(Photo/Beijing Youth Daily)
A full set of 12 bronze zodiac animal statues were spotted at a canyon scenic area in Beijing, and their resemblance to the famous bronze heads at the Old Summer Palace has drawn heavy criticism.
The six-foot-tall bronze statues were erected at the Shilinxia Scenic Area in Beijing’s Pinggu District. Their mouths can open and water spouts out on a golden toad statue in front.
Unlike the statues at the Old Summer Palace, which are wearing traditional Chinese clothing and sit at a fountain, the canyon’s statues all have specially-designed clothes and are standing up. Three of them are females and the other nine are males, while at the Old Summer Palace, the statues are genderless.
Many visitors to the canyon refer to them as animal gods, and the site is popular with tourists who like to take photos.
But their high resemblance with those at the Old Summer Palace has made some uncomfortable. According to Liu Yang, an expert on Old Summer Palace relics, the 12 statues are almost complete replicas of the famous bronze zodiac animal heads.
The canyon scenic area also promoted them in May 2016, saying that the “Old Summer Palace bronze zodiac animal heads reappear at Shilinxia,” Beijing Youth Daily reported.
Employees at the canyon argue that the designer was only inspired by the historical statues. “They’re not copies, they were imagined by us,” the newspaper quoted them as saying.
“It is very inappropriate for the scenic area to copy the bronze heads at the Old Summer Palace.

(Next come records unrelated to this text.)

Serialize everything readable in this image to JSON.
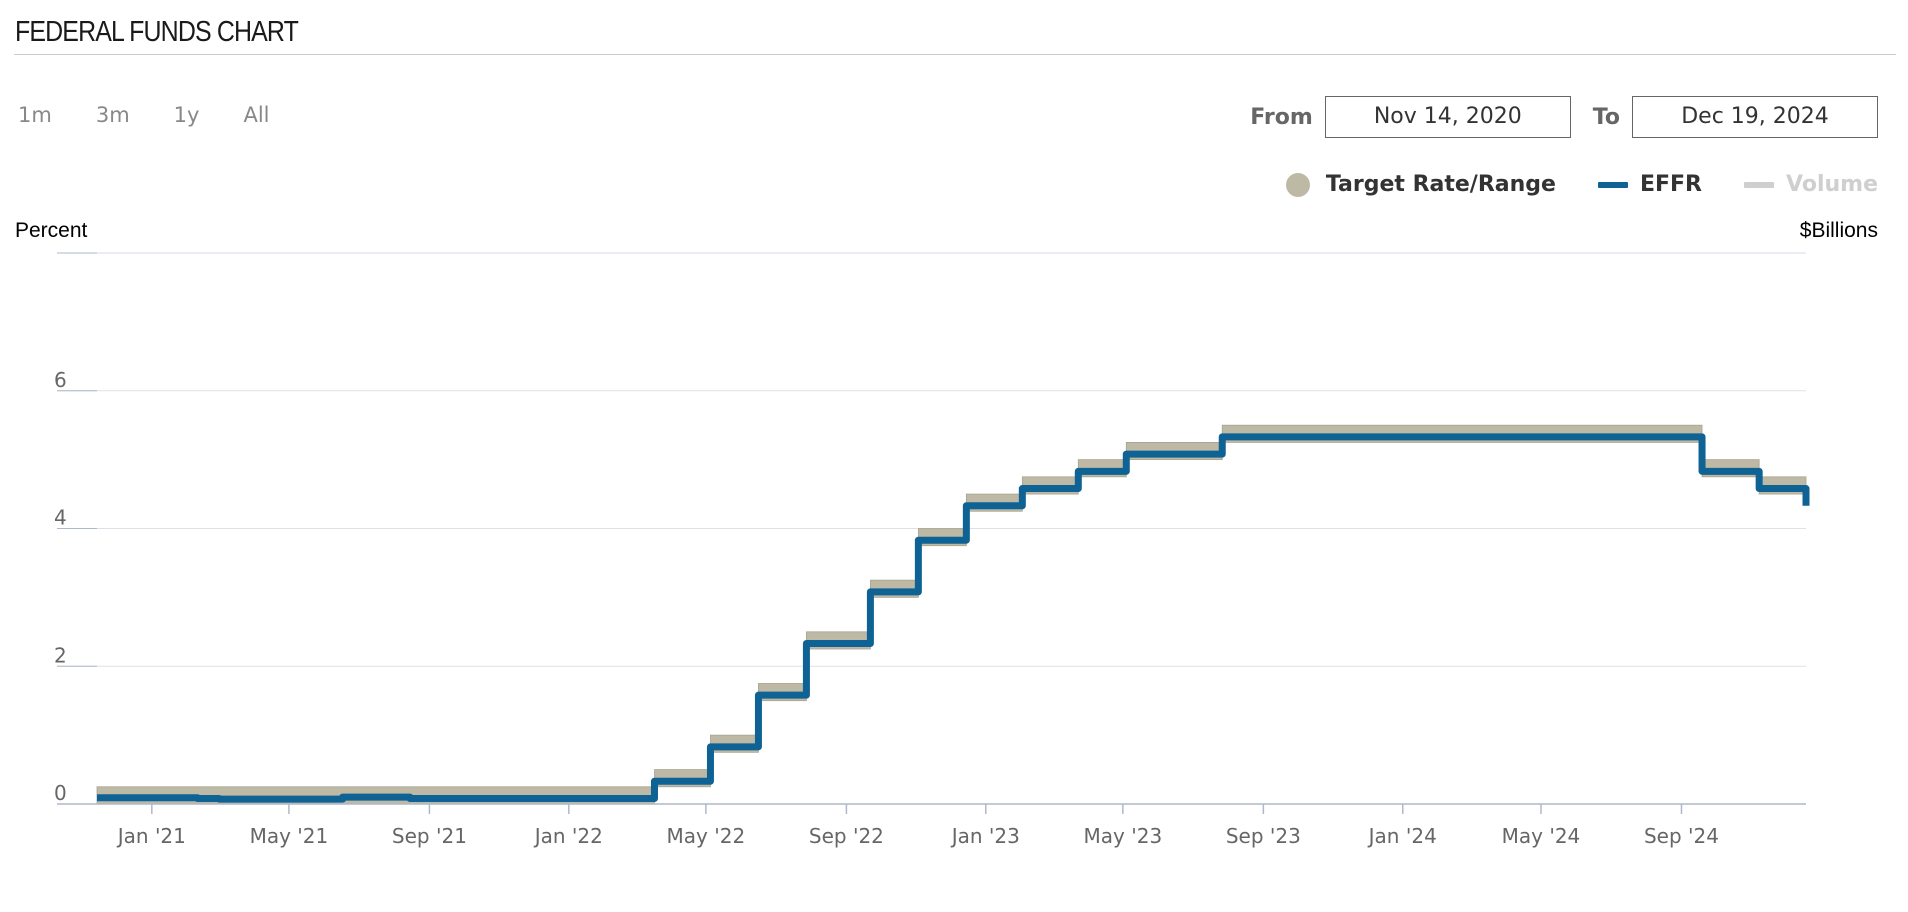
{
  "header": {
    "title": "FEDERAL FUNDS CHART"
  },
  "range_buttons": [
    "1m",
    "3m",
    "1y",
    "All"
  ],
  "date_range": {
    "from_label": "From",
    "from_value": "Nov 14, 2020",
    "to_label": "To",
    "to_value": "Dec 19, 2024"
  },
  "legend": {
    "target": {
      "label": "Target Rate/Range",
      "color": "#bdb9a5"
    },
    "effr": {
      "label": "EFFR",
      "color": "#0f6294"
    },
    "volume": {
      "label": "Volume",
      "color": "#cfcfcf"
    }
  },
  "chart_data": {
    "type": "line",
    "ylabel_left": "Percent",
    "ylabel_right": "$Billions",
    "ylim": [
      0,
      8
    ],
    "y_ticks": [
      0,
      2,
      4,
      6
    ],
    "xlim": [
      "2020-11-14",
      "2024-12-19"
    ],
    "x_ticks": [
      {
        "date": "2021-01-01",
        "label": "Jan '21"
      },
      {
        "date": "2021-05-01",
        "label": "May '21"
      },
      {
        "date": "2021-09-01",
        "label": "Sep '21"
      },
      {
        "date": "2022-01-01",
        "label": "Jan '22"
      },
      {
        "date": "2022-05-01",
        "label": "May '22"
      },
      {
        "date": "2022-09-01",
        "label": "Sep '22"
      },
      {
        "date": "2023-01-01",
        "label": "Jan '23"
      },
      {
        "date": "2023-05-01",
        "label": "May '23"
      },
      {
        "date": "2023-09-01",
        "label": "Sep '23"
      },
      {
        "date": "2024-01-01",
        "label": "Jan '24"
      },
      {
        "date": "2024-05-01",
        "label": "May '24"
      },
      {
        "date": "2024-09-01",
        "label": "Sep '24"
      }
    ],
    "grid": true,
    "legend_position": "top-right",
    "series": [
      {
        "name": "Target Rate/Range",
        "kind": "range-band",
        "color": "#bdb9a5",
        "steps": [
          {
            "start": "2020-11-14",
            "lower": 0.0,
            "upper": 0.25
          },
          {
            "start": "2022-03-17",
            "lower": 0.25,
            "upper": 0.5
          },
          {
            "start": "2022-05-05",
            "lower": 0.75,
            "upper": 1.0
          },
          {
            "start": "2022-06-16",
            "lower": 1.5,
            "upper": 1.75
          },
          {
            "start": "2022-07-28",
            "lower": 2.25,
            "upper": 2.5
          },
          {
            "start": "2022-09-22",
            "lower": 3.0,
            "upper": 3.25
          },
          {
            "start": "2022-11-03",
            "lower": 3.75,
            "upper": 4.0
          },
          {
            "start": "2022-12-15",
            "lower": 4.25,
            "upper": 4.5
          },
          {
            "start": "2023-02-02",
            "lower": 4.5,
            "upper": 4.75
          },
          {
            "start": "2023-03-23",
            "lower": 4.75,
            "upper": 5.0
          },
          {
            "start": "2023-05-04",
            "lower": 5.0,
            "upper": 5.25
          },
          {
            "start": "2023-07-27",
            "lower": 5.25,
            "upper": 5.5
          },
          {
            "start": "2024-09-19",
            "lower": 4.75,
            "upper": 5.0
          },
          {
            "start": "2024-11-08",
            "lower": 4.5,
            "upper": 4.75
          },
          {
            "start": "2024-12-19",
            "lower": 4.25,
            "upper": 4.5
          }
        ]
      },
      {
        "name": "EFFR",
        "kind": "step-line",
        "color": "#0f6294",
        "steps": [
          {
            "start": "2020-11-14",
            "value": 0.09
          },
          {
            "start": "2021-01-01",
            "value": 0.09
          },
          {
            "start": "2021-02-10",
            "value": 0.08
          },
          {
            "start": "2021-03-01",
            "value": 0.07
          },
          {
            "start": "2021-06-17",
            "value": 0.1
          },
          {
            "start": "2021-08-15",
            "value": 0.08
          },
          {
            "start": "2022-01-01",
            "value": 0.08
          },
          {
            "start": "2022-03-17",
            "value": 0.33
          },
          {
            "start": "2022-05-05",
            "value": 0.83
          },
          {
            "start": "2022-06-16",
            "value": 1.58
          },
          {
            "start": "2022-07-28",
            "value": 2.33
          },
          {
            "start": "2022-09-22",
            "value": 3.08
          },
          {
            "start": "2022-11-03",
            "value": 3.83
          },
          {
            "start": "2022-12-15",
            "value": 4.33
          },
          {
            "start": "2023-02-02",
            "value": 4.58
          },
          {
            "start": "2023-03-23",
            "value": 4.83
          },
          {
            "start": "2023-05-04",
            "value": 5.08
          },
          {
            "start": "2023-07-27",
            "value": 5.33
          },
          {
            "start": "2024-09-19",
            "value": 4.83
          },
          {
            "start": "2024-11-08",
            "value": 4.58
          },
          {
            "start": "2024-12-19",
            "value": 4.33
          }
        ]
      },
      {
        "name": "Volume",
        "kind": "line",
        "color": "#cfcfcf",
        "visible": false,
        "values": []
      }
    ]
  }
}
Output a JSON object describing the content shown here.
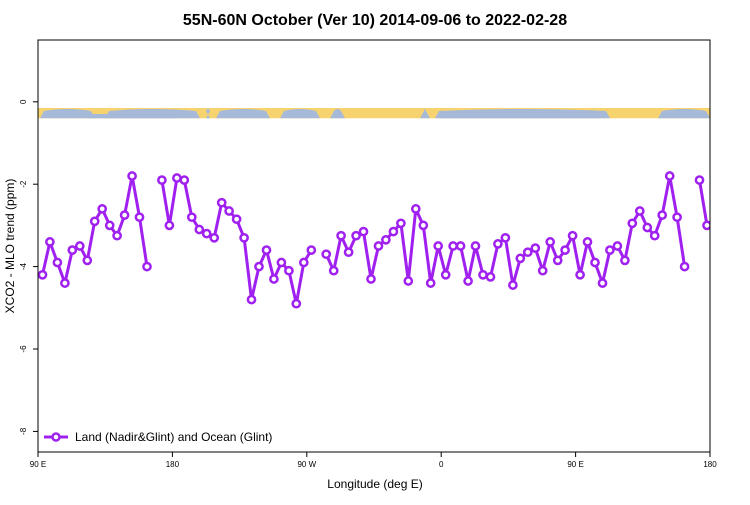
{
  "chart_data": {
    "type": "line",
    "title": "55N-60N October (Ver 10)   2014-09-06 to 2022-02-28",
    "xlabel": "Longitude (deg E)",
    "ylabel": "XCO2 - MLO trend (ppm)",
    "x_ticks": [
      {
        "value": 90,
        "label": "90 E"
      },
      {
        "value": 180,
        "label": "180"
      },
      {
        "value": 270,
        "label": "90 W"
      },
      {
        "value": 360,
        "label": "0"
      },
      {
        "value": 450,
        "label": "90 E"
      },
      {
        "value": 540,
        "label": "180"
      }
    ],
    "y_ticks": [
      0,
      -2,
      -4,
      -6,
      -8
    ],
    "xlim": [
      90,
      540
    ],
    "ylim": [
      -8.5,
      1.5
    ],
    "grid": false,
    "legend_position": "bottom-left",
    "land_ocean_band": {
      "y_top": -0.15,
      "y_bottom": -0.4,
      "land_color": "#f6d36e",
      "ocean_color": "#a6b9d8"
    },
    "series": [
      {
        "name": "Land (Nadir&Glint) and Ocean (Glint)",
        "color": "#a020f0",
        "segments": [
          [
            [
              93,
              -4.2
            ],
            [
              98,
              -3.4
            ],
            [
              103,
              -3.9
            ],
            [
              108,
              -4.4
            ],
            [
              113,
              -3.6
            ],
            [
              118,
              -3.5
            ],
            [
              123,
              -3.85
            ],
            [
              128,
              -2.9
            ],
            [
              133,
              -2.6
            ],
            [
              138,
              -3.0
            ],
            [
              143,
              -3.25
            ],
            [
              148,
              -2.75
            ],
            [
              153,
              -1.8
            ],
            [
              158,
              -2.8
            ],
            [
              163,
              -4.0
            ]
          ],
          [
            [
              173,
              -1.9
            ],
            [
              178,
              -3.0
            ],
            [
              183,
              -1.85
            ],
            [
              188,
              -1.9
            ],
            [
              193,
              -2.8
            ],
            [
              198,
              -3.1
            ],
            [
              203,
              -3.2
            ],
            [
              208,
              -3.3
            ],
            [
              213,
              -2.45
            ],
            [
              218,
              -2.65
            ],
            [
              223,
              -2.85
            ],
            [
              228,
              -3.3
            ],
            [
              233,
              -4.8
            ],
            [
              238,
              -4.0
            ],
            [
              243,
              -3.6
            ],
            [
              248,
              -4.3
            ],
            [
              253,
              -3.9
            ],
            [
              258,
              -4.1
            ],
            [
              263,
              -4.9
            ],
            [
              268,
              -3.9
            ],
            [
              273,
              -3.6
            ]
          ],
          [
            [
              283,
              -3.7
            ],
            [
              288,
              -4.1
            ],
            [
              293,
              -3.25
            ],
            [
              298,
              -3.65
            ],
            [
              303,
              -3.25
            ],
            [
              308,
              -3.15
            ],
            [
              313,
              -4.3
            ],
            [
              318,
              -3.5
            ],
            [
              323,
              -3.35
            ],
            [
              328,
              -3.15
            ],
            [
              333,
              -2.95
            ],
            [
              338,
              -4.35
            ],
            [
              343,
              -2.6
            ],
            [
              348,
              -3.0
            ],
            [
              353,
              -4.4
            ],
            [
              358,
              -3.5
            ],
            [
              363,
              -4.2
            ],
            [
              368,
              -3.5
            ],
            [
              373,
              -3.5
            ],
            [
              378,
              -4.35
            ],
            [
              383,
              -3.5
            ],
            [
              388,
              -4.2
            ],
            [
              393,
              -4.25
            ],
            [
              398,
              -3.45
            ],
            [
              403,
              -3.3
            ],
            [
              408,
              -4.45
            ],
            [
              413,
              -3.8
            ],
            [
              418,
              -3.65
            ],
            [
              423,
              -3.55
            ],
            [
              428,
              -4.1
            ],
            [
              433,
              -3.4
            ],
            [
              438,
              -3.85
            ],
            [
              443,
              -3.6
            ],
            [
              448,
              -3.25
            ],
            [
              453,
              -4.2
            ],
            [
              458,
              -3.4
            ],
            [
              463,
              -3.9
            ],
            [
              468,
              -4.4
            ],
            [
              473,
              -3.6
            ],
            [
              478,
              -3.5
            ],
            [
              483,
              -3.85
            ],
            [
              488,
              -2.95
            ],
            [
              493,
              -2.65
            ],
            [
              498,
              -3.05
            ],
            [
              503,
              -3.25
            ],
            [
              508,
              -2.75
            ],
            [
              513,
              -1.8
            ],
            [
              518,
              -2.8
            ],
            [
              523,
              -4.0
            ]
          ],
          [
            [
              533,
              -1.9
            ],
            [
              538,
              -3.0
            ]
          ]
        ]
      }
    ]
  }
}
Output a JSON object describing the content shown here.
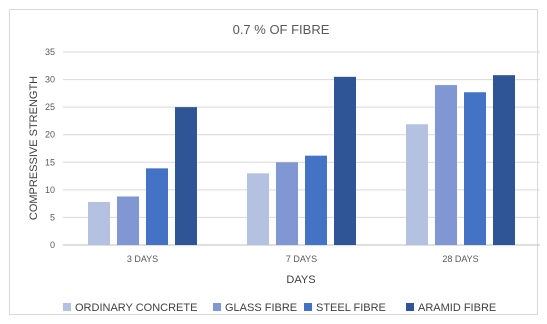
{
  "chart_data": {
    "type": "bar",
    "title": "0.7 % OF FIBRE",
    "xlabel": "DAYS",
    "ylabel": "COMPRESSIVE STRENGTH",
    "ylim": [
      0,
      35
    ],
    "yticks": [
      0,
      5,
      10,
      15,
      20,
      25,
      30,
      35
    ],
    "grid": true,
    "legend_position": "bottom",
    "categories": [
      "3 DAYS",
      "7 DAYS",
      "28 DAYS"
    ],
    "series": [
      {
        "name": "ORDINARY CONCRETE",
        "color": "#b4c1e0",
        "values": [
          7.8,
          13.0,
          21.9
        ]
      },
      {
        "name": "GLASS FIBRE",
        "color": "#8197d3",
        "values": [
          8.8,
          15.0,
          29.0
        ]
      },
      {
        "name": "STEEL FIBRE",
        "color": "#4472c4",
        "values": [
          13.9,
          16.2,
          27.7
        ]
      },
      {
        "name": "ARAMID FIBRE",
        "color": "#2f5597",
        "values": [
          25.0,
          30.5,
          30.8
        ]
      }
    ]
  }
}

It also devalues them. They used to belong to the palace’s fountain. It was barely acceptable when some places used replicas at similar fountain. But the statues at Shilinxia are somewhat of an insult. Scenic areas should not develop tourism in the name of the Old Summer Palace,” Liu told Beijing Youth Daily.
(File photo)
The old Summer Palace (Chinese name Yuanmingyuan) in Beijing was the royal garden built in the 18th and 19th centuries during the Qing Dynasty (1644-1911). This architectural wonder of its age was plundered and destroyed by British and French forces in 1860 and numerous treasures were looted.